Cette baisse est imputable à concentration visuelle doit suivre le texte, ce qui interfère avec le réflexe normal de clignement des yeux. De plus, une augmentation progressive des symptômes d’inconfort a été observée, tels que brûlant Et fatigueavec les deux méthodes de lecture. Bien que le comprimé produise une légère amélioration des symptômes par rapport au papier, cette différence n’est pas statistiquement significative.

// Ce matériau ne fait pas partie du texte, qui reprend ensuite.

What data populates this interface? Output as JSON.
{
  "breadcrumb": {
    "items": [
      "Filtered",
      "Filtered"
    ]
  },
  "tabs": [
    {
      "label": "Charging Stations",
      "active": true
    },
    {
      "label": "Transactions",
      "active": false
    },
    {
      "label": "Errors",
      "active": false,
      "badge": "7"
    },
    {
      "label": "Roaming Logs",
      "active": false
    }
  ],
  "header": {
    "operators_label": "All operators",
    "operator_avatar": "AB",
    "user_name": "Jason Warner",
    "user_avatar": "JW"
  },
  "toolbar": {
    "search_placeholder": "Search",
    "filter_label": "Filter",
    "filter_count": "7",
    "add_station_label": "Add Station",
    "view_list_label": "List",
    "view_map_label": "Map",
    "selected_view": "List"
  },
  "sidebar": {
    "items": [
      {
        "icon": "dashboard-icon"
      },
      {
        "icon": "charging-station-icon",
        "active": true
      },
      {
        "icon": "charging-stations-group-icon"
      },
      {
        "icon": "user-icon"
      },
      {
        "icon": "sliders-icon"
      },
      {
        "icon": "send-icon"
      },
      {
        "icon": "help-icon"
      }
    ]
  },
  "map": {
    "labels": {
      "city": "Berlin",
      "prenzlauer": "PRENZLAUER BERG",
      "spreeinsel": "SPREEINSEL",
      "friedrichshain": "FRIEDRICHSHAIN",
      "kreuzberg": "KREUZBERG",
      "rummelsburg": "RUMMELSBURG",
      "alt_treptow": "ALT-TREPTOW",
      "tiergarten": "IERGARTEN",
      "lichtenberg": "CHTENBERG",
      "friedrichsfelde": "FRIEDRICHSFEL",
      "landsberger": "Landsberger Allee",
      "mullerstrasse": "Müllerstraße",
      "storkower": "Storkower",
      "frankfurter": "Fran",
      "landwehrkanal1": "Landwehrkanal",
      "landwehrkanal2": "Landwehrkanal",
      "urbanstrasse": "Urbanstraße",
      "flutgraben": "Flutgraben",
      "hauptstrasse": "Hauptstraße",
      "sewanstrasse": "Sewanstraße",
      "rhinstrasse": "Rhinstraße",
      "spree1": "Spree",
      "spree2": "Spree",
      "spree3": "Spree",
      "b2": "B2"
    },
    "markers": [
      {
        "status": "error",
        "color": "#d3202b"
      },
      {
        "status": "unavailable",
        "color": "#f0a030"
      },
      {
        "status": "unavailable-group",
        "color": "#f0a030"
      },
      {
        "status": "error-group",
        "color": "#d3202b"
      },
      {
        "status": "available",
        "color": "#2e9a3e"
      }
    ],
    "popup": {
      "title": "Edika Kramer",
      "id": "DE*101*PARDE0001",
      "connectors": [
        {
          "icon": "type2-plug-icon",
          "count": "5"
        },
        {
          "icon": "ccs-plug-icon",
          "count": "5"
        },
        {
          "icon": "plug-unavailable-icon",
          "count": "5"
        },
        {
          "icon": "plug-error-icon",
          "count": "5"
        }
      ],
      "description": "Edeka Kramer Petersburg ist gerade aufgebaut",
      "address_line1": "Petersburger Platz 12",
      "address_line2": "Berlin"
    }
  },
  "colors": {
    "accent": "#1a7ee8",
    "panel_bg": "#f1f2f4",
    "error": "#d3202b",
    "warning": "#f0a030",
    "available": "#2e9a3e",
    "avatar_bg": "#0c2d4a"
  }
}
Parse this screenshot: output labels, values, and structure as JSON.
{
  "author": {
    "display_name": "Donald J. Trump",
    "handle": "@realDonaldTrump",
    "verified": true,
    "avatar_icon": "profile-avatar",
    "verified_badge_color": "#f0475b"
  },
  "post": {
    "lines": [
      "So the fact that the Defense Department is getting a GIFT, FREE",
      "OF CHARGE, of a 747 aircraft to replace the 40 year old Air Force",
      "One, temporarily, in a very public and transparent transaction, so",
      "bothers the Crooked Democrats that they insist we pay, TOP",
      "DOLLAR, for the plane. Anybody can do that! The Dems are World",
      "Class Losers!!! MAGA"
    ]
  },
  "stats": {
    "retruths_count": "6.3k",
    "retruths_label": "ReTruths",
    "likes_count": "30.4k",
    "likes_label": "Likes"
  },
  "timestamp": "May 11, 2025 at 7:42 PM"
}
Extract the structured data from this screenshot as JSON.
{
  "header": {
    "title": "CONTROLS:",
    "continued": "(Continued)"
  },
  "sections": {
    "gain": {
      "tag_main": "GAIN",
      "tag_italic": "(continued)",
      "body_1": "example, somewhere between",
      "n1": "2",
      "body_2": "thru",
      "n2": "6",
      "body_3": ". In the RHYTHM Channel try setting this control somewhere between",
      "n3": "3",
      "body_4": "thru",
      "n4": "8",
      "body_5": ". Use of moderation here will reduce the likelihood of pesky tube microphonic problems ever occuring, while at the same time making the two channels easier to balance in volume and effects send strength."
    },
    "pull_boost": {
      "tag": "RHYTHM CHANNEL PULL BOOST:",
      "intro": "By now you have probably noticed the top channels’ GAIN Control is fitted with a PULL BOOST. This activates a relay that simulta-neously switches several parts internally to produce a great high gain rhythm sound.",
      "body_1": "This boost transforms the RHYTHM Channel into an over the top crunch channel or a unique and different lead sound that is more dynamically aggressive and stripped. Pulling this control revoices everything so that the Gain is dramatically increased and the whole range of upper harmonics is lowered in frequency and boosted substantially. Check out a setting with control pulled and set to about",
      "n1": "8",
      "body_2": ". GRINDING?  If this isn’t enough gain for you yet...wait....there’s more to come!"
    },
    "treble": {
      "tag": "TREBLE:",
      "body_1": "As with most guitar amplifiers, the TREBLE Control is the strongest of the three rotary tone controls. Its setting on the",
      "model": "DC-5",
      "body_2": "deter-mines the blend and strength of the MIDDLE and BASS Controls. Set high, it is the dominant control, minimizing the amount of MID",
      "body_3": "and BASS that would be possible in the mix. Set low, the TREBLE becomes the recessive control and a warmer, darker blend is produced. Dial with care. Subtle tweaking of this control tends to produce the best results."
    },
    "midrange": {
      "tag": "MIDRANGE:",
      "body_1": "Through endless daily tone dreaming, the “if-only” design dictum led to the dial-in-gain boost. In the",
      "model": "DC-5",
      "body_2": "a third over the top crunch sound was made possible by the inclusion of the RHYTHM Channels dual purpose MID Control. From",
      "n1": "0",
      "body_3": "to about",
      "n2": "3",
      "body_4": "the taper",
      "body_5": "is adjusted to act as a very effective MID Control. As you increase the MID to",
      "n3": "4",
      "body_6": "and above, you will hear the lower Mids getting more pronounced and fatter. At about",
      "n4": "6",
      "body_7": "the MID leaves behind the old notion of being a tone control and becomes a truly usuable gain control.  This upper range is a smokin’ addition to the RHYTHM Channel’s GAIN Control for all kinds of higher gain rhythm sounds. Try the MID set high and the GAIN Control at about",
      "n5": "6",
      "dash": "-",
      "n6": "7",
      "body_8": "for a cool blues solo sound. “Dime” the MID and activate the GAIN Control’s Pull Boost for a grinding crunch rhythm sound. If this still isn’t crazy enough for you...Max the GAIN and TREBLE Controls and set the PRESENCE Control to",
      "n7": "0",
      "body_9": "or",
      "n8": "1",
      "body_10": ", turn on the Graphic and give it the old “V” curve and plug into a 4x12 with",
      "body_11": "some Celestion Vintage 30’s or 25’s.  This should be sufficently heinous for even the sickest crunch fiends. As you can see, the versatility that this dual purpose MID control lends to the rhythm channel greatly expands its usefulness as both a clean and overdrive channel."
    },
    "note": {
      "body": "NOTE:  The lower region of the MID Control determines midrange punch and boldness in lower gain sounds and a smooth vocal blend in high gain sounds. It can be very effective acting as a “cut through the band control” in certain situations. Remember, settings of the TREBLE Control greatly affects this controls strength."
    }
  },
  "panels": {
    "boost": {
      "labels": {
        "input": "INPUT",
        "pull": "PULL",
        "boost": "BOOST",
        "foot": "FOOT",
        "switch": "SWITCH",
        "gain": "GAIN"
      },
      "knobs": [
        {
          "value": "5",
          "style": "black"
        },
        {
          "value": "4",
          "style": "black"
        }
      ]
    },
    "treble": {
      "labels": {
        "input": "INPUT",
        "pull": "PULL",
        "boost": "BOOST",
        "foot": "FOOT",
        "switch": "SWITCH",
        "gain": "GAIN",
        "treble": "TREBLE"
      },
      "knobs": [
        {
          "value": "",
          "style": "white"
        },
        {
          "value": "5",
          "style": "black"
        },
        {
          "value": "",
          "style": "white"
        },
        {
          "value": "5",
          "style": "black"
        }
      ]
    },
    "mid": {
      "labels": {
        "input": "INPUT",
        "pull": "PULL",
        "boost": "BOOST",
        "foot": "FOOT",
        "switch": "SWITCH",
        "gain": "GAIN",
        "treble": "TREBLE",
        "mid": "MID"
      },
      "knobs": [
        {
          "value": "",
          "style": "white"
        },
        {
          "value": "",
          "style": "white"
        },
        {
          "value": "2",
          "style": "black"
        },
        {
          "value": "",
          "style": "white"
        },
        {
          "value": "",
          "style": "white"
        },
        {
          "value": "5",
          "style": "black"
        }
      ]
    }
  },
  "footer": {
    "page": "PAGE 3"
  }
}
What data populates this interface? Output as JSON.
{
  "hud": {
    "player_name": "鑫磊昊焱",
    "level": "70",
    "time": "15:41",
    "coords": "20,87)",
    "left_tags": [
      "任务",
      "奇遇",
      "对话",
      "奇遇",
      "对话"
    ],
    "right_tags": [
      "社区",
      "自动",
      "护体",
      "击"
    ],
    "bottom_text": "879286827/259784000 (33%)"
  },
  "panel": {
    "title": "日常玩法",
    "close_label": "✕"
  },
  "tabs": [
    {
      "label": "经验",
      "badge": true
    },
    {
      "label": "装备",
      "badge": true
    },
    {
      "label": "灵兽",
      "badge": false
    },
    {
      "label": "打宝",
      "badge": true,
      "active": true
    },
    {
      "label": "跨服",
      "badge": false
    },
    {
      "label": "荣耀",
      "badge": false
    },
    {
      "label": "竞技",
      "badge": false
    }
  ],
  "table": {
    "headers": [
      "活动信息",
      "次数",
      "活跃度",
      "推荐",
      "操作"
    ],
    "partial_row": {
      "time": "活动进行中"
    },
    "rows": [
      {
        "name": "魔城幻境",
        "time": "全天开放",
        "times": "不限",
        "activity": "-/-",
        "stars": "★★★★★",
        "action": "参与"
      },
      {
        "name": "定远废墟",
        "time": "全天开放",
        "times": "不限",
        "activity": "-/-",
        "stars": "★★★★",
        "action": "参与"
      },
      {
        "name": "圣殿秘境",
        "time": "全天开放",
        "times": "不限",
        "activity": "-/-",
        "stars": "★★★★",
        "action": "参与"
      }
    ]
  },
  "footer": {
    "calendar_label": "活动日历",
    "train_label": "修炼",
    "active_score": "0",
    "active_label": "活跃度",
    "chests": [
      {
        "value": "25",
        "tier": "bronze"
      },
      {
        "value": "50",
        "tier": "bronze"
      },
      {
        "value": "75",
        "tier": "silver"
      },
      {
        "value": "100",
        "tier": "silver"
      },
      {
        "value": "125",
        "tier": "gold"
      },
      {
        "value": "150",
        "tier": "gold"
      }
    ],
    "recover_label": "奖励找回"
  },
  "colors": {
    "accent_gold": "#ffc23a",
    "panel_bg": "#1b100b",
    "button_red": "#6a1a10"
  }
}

Fatigue oculaire numérique, également connue sous le nom de « syndrome de vision par ordinateur »ce n’est pas une condition dangereuse, mais elle peut influencer le bien-être au quotidien. Ce phénomène se produit parce que regarder un écran numérique ou un objet de près pendant de longues périodes produit unealtération de la dynamique du film lacrymalou la couche protectrice qui recouvre la surface de l’œil et qui est composée de trois couches : lipidique, aqueuse et muqueuse. Il s’agit d’un problème courant chez ceux qui passent de nombreuses heures devant des écrans d’ordinateur, des smartphones, des tablettes et des appareils électroniques en général, et il peut toucher des personnes de tous âges, pas seulement les plus jeunes.
Comment éviter et réduire la sécheresse oculaire
Malgré l’impact des écrans numériques, ils existent stratégies simples et efficaces pour réduire la fatigue oculaire. D’abord, un effort conscient pour cligner des yeux plus souvent peut améliorer considérablement la lubrification oculaire. Coller des post-its sur l’écran de l’ordinateur ou paramétrer des alertes sur votre smartphone peuvent certainement vous aider à mémoriser cette action fondamentale. LE’utilisation de larmes artificielles Et humidificateurs dans des environnements secs ils peuvent être deux outils valables pour réduire la fatigue oculaire et la sensation de sécheresse. Donner un peu de repos à vos yeux peut également aider.
En plus de ces aspects, il est essentiel d’avoir un environnement de travail ergonomiqueen vous assurant que l’écran est positionné à un distance d’environ 30 à 60 cm des yeux (cela dépend de la taille de l’écran) et légèrement plus bas que le niveau des yeux peut réduire la fatigue. Ajuster la luminosité et le contraste éviter l’éblouissement est également crucial pour préserver la santé de nos yeux.